It’s really not as exciting as it sounds unfortunately 🙂 I’ve been quiet on the subject for some time, though, and wanted to put out some information.
For a long time I debated whether I should fully refactor Paint.NET, or do it from scratch. I finally decided on the latter, and have finally been able to make some progress. Bear in mind that "from scratch" means that I started with a brand new, empty solution file in Visual Studio. It does not mean I’m throwing out all the current Paint.NET code. There are many places where I will be able to reuse vast amounts of it — rendering kernels, effects, math, algorithms, etc. The entire structure of the program will be different, however. If you demolish your old house to build a new one, you don’t throw out the grand piano in the living room too. It still has plenty of value.
The screenshot above is from a build that so far contains about 12,000 lines of code. This sounds like an exorbitant amount for a few menus and an About dialog, but hear me out. I’m building it using Inversion-of-Control (IoC) and related patterns, which requires a lot of new decisions to be made regarding assembly layout (layering, essentially). I’ve also got a new system for asynchronous programming, separation of UI and logic, separation of "contract" and "implementation" assemblies (this becomes very important when plugins come into play), command routing and handling, etc. Along the way I’m learning more about .NET 3.5 and C# 3.0, and have come across some wickedly cool things that are now possible.

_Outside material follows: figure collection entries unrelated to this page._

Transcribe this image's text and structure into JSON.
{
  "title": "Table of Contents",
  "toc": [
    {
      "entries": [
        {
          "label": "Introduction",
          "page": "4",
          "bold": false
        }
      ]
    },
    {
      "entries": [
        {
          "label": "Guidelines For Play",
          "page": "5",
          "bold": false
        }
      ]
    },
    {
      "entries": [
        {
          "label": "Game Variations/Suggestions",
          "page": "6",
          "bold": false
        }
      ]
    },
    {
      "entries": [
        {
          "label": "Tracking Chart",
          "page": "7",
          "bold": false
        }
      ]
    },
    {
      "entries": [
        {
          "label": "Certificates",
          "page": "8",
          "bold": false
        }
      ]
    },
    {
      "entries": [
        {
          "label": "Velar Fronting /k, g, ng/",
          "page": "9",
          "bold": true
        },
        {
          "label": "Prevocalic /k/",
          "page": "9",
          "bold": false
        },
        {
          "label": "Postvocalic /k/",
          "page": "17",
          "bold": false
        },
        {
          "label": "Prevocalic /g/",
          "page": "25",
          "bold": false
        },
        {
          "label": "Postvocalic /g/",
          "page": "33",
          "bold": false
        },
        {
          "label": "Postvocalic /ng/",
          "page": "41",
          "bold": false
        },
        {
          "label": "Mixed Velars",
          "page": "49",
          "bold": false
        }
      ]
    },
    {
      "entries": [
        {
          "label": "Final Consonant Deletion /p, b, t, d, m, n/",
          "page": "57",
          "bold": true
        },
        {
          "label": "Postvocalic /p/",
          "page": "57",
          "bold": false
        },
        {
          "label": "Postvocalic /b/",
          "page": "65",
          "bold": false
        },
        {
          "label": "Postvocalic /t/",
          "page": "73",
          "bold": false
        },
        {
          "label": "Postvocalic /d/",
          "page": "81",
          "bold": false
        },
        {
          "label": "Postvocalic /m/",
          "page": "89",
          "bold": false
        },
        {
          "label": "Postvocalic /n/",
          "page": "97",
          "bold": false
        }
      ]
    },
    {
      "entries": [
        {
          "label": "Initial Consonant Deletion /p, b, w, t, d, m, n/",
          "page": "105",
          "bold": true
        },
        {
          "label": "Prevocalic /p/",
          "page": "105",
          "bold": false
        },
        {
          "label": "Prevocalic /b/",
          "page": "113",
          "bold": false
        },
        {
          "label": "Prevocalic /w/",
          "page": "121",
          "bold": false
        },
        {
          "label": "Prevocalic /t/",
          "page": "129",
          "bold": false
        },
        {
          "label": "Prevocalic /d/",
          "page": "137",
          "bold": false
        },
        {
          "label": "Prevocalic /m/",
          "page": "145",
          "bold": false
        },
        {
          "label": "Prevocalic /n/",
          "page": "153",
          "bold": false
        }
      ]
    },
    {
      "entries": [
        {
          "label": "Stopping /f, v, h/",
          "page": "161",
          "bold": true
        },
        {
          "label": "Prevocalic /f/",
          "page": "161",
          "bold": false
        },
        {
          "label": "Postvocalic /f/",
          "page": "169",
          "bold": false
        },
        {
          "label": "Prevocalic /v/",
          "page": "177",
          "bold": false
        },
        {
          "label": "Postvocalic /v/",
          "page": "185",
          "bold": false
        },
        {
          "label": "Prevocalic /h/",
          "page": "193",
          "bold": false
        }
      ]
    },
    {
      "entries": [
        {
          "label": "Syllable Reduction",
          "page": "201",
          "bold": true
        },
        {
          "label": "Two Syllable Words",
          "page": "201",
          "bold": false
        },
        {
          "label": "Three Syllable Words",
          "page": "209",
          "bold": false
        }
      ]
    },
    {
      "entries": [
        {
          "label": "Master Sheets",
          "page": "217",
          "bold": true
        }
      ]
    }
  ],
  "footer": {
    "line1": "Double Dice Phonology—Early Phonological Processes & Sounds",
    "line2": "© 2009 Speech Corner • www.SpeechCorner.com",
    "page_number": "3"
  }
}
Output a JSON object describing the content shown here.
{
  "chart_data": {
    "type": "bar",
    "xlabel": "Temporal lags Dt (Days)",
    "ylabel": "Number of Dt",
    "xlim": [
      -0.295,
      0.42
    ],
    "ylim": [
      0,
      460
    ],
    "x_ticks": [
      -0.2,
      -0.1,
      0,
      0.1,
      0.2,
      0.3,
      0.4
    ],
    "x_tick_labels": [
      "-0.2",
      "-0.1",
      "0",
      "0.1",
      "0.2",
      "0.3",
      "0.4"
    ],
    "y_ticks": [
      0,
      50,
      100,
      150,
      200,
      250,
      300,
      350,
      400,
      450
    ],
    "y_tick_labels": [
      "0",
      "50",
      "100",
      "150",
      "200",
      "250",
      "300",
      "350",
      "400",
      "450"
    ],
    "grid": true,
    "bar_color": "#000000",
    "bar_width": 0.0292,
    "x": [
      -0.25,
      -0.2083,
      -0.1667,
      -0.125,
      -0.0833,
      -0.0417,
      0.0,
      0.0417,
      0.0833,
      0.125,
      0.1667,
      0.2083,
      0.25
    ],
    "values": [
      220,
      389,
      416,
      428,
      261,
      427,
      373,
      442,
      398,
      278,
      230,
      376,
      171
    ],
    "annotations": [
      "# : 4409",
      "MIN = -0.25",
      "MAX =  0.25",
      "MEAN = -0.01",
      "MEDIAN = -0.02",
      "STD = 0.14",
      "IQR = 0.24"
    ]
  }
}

As far as possible, everything is lazy initialized or loaded in Paint.NET v4. To aid this, I have a new asynchronous programming model and exception handling pattern, which I could probably talk about for hours. For example, in the screenshot above, the icons for the menu items are not loaded until you click on the menu — in fact, they are loaded using background threads (the threadpool). The graphics and rich text that populate the About dialog are also loaded from the resource manager service using a background thread. For these specific cases, there are no major performance requirements that necessitate this; however, it’s much easier to solve these simple cases and to establish good patterns for later, than the reverse. I’ve also got an old Pentium 4 that I now have available for baseline performance testing, and it will be interesting to see if I can keep the program as responsive on that system as on my Core 2 Quad — even if rendering kernels take longer to complete, it should still always immediately respond to input. *crosses fingers* (Anyone else get sick of Safari on iPhone not being responsive while loading some web pages? Yeah.)
Also, in the screenshot you may notice that the mouse cursor is resting in the File menu even though the About dialog is open. In Paint.NET 3, all dialogs are modal and you can’t do anything with the rest of the program while one is open. In Paint.NET 4, I’m trying to remove this as much as possible and as far as it makes sense to. For example, why should an update download prevent you from using the rest of the program? Why can’t you switch from image 1 to image 2 while a compute-intensive (aka, "takes a long time") effect is rendering on image 1? Why can’t you interact with the canvas while an effect dialog is open? Or change the selected colors?
Anyway, that’s all for now. I estimate that Paint.NET v4 will be 200,000 lines-of-code when it is done, which places me at about 6% complete.